Let $S\subset \mathbb{R}^n$ and let $f(x)$ be a continuous function over $\mathbb{R}^n$. Furthermore, define $s_{\text{max}}:= \sup_{x\in S} \{f(x)\}$ and let $f(x)$ attain its minimum for at least one element in $S$.
Under what conditions on $f(x)$ and $S$ does it hold that $f(x_1)\leq s_{\text{max}}$ $\Rightarrow$ $x_1\in S$?
In particular, does this hold if $f(x)$ is a convex function and $S$ is a convex set? If $f(x)$ is convex and $S$ is an arbitrary set?

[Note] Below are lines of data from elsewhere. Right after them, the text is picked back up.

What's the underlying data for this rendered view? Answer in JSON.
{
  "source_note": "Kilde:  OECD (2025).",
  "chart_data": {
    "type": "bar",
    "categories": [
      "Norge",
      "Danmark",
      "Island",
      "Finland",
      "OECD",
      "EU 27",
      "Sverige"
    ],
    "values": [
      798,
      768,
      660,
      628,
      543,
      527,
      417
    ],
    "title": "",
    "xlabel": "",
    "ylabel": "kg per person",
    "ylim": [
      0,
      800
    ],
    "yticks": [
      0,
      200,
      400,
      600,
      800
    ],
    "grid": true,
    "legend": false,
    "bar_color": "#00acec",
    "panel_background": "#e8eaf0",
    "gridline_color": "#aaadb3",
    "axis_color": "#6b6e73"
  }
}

Unfortunately I am far from my comfort zone here, so any help is much appreciated!
Let $\Sigma_S = \{x | f(x) \leq \sup_{t \in S} f(t) \}$. If $x \in S$, then we have $f(x) \leq \sup_{t \in S} f(t)$, hence $x \in \Sigma_S$, i.e, $S \subset \Sigma_S$. This is true for all $S,f$.
The desired property above is equivalent to $\Sigma_S \subset S$, hence this is true iff $S = \Sigma_S$.
That is, the property you desire is true iff $S$ has the form $\{x | f(x) \leq L \}$ for some $L$ (which may be $\infty$).
For a counterexample, choose the convex function $f(x) = x^2$ on the convex set $[0,1]$. It is easy to see that $s_\max =1$, but $f(-1) \leq 1$ also.